Ce que l’on aborde jamais c’est le pacte Pilsudski-Hitler, pacte de non agression germano polonais. On nous rabat les oreilles avec le pacte germano soviétique, comme si c’était le seul acte qui pouvait expliquer la seconde guerre mondiale. Mais on oublie sciemment de faire allusion aux autres pactes* qui ont été signés avec l’allemagne.
https://fr.wikipedia.org/wiki/Pacte_de_non-agression_germano-polonais « Le Pacte de non-agression germano-polonais (en allemand : Deutsch-polnischer Nichtangriffspakt ; en polonais : Polsko-niemiecki pakt o nieagresji ; Pacte Pilsudski-Hitler) fut signé le 26 janvier 1934 entre la Pologne de Józef Piłsudski et le Troisième Reich d’Adolf Hitler. Le pacte visait à interdire pour dix années le recours à la force dans la résolution des conflits frontaliers et économiques entre les deux pays. »
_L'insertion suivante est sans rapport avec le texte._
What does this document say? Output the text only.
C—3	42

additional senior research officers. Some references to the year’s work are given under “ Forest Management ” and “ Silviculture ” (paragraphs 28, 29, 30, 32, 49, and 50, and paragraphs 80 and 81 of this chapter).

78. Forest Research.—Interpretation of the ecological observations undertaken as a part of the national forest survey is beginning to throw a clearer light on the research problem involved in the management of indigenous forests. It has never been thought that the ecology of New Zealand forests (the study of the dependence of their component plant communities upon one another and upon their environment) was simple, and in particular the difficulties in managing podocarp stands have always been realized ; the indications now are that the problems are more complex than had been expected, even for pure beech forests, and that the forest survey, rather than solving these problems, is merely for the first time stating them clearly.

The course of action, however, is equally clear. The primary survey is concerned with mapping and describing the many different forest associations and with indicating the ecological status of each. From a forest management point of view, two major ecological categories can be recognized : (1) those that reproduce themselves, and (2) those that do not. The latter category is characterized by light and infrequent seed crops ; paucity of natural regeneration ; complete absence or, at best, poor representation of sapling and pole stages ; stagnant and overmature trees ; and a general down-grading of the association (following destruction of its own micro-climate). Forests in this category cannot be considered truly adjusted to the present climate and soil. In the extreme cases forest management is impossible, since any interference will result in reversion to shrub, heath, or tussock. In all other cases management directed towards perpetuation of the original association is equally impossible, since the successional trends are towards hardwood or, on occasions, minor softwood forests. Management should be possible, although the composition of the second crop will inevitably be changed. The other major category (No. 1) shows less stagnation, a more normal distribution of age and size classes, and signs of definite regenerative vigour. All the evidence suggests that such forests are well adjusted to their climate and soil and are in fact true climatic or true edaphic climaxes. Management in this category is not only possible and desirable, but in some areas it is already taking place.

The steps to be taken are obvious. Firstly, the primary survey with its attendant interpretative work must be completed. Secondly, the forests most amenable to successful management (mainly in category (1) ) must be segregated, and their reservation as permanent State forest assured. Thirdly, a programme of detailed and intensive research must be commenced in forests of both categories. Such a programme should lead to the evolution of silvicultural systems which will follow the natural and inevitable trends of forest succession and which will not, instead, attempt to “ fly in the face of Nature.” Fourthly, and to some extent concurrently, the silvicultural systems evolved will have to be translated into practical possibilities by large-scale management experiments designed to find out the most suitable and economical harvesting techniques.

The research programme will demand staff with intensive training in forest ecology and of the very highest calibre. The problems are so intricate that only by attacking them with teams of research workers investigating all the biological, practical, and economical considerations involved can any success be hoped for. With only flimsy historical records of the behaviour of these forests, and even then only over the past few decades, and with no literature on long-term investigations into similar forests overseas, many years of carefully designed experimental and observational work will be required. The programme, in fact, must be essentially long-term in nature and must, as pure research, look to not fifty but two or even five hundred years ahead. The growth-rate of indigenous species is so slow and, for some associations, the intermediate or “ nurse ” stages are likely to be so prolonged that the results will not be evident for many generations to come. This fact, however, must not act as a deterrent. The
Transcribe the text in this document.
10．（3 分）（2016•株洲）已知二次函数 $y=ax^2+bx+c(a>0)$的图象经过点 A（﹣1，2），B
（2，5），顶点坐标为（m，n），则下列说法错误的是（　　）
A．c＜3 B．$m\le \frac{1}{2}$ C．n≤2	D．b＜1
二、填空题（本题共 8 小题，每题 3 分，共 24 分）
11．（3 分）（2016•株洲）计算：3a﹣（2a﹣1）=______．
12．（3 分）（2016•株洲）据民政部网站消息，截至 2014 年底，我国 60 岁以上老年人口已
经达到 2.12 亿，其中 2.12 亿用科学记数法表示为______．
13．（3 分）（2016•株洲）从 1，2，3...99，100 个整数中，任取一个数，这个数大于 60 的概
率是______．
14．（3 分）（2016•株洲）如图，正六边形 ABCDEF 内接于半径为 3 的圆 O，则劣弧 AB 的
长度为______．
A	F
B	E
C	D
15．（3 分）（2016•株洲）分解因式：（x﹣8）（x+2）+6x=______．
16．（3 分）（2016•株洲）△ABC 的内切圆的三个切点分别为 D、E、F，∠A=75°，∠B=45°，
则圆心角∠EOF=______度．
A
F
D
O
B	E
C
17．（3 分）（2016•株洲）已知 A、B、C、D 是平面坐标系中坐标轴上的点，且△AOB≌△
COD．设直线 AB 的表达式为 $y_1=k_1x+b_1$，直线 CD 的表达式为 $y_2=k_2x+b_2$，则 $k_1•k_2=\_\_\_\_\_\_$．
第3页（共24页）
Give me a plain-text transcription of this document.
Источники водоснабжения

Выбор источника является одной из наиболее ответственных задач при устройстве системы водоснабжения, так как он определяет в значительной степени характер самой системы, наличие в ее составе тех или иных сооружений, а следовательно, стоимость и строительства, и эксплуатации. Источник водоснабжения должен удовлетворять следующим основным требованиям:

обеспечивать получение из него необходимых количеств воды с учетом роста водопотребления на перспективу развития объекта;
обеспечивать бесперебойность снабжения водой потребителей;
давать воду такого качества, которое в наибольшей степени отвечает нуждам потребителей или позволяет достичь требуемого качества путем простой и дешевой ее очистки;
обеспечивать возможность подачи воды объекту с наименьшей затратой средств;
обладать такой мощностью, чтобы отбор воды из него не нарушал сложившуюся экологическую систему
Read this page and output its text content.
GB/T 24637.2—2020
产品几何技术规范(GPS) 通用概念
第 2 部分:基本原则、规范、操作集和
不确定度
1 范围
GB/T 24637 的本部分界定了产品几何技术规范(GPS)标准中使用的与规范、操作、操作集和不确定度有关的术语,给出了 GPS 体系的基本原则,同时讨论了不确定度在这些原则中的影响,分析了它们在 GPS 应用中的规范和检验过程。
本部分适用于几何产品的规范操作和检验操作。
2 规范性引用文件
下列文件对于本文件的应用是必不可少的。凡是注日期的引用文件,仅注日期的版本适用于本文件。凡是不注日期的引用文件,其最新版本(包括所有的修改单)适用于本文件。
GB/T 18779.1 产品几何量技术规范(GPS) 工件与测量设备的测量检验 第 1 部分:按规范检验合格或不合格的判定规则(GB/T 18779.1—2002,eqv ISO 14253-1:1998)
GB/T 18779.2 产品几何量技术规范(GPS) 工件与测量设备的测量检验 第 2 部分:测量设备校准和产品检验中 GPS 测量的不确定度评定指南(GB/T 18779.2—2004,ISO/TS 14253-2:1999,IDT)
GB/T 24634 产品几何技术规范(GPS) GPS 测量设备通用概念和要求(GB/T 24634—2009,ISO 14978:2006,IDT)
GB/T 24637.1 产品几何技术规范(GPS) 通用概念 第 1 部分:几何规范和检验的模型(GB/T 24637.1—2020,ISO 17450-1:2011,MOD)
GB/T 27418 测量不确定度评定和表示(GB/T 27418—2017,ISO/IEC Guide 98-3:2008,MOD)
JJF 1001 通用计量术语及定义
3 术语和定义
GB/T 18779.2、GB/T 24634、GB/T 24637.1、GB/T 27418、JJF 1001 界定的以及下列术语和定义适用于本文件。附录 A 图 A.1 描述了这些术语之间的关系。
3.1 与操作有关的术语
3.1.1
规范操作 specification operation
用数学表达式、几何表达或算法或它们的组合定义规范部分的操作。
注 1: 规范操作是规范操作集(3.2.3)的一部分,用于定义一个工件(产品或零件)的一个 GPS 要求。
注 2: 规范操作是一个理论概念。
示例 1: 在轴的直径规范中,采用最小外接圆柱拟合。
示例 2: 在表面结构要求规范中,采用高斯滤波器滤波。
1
*« Le pacte germano-soviétique d’août 1939 est souvent évoqué pour dénoncer la prétendue complicité de l’URSS dans le déclenchement de la seconde guerre mondiale. Elle n’est pourtant pas la seule à avoir signé des accords avec l’Allemagne nazie »
J’avais une connaissance, un chilien qui était libraire dans une ville des Alpes du Sud, il m’avait dit : « Tu sais comment on fait pour savoir si il y a des français quelque part ? Et bien tu sonnes du clairon et ils rappliquent tous au garde à vous ».
J’avais pris ça pour du mauvais esprit chilien, mais à l’heure actuelle force est de constater hélas qu’il semblerait avoir eu raison.
« d’avoir transformé en champ de ruines leurs villes et leurs maison » Vous êtes sûr qu’il n’y avait que les russes qui ont ruinés les villes, comme si l’armée « otanokevienne », n’avait pas bombardé le Donbass. voir le livre de Benoit Paré observateur de l’OSCE qui a bien observé d’ou partaient les tirs sur le Donbass. https://lediplomate.media/livre-ce-que-jai-vu-en-ukraine-temoin-brise-recit-officiel/
« Longtemps, Benoît Paré n’a pas voulu parler. Il a tenté, d’abord, de faire bouger les lignes en interne. Puis il a essayé d’alerter la presse. En vain. Alors, face au silence, face au mensonge, il a pris la plume. Non pas pour livrer une opinion, mais pour rétablir des faits, mettre à disposition des chercheurs, analystes et citoyens un document brut, vérifiable, presque clinique.
Ce n’est qu’après l’invasion russe de février 2022 qu’il a compris l’urgence : “On risque une Troisième Guerre mondiale. Mon sort personnel devient négligeable face à la gravité de ce qui se joue.”
Et le reportage d’Anne Laure Bonnel :https://www.youtube.com/watch?v=Bvb3HA1jNS8 »Anne-Laure Bonnel, jeune réalisatrice et mère de famille française, décide d’accompagner Alexandre, père de famille ukrainienne, dans la région du Donbass à l’est de l’Ukraine en zone pro-russe. Au cœur de la guerre, elle capte les images terribles d’un conflit meurtrier et d’une catastrophe humanitaire sans précédent."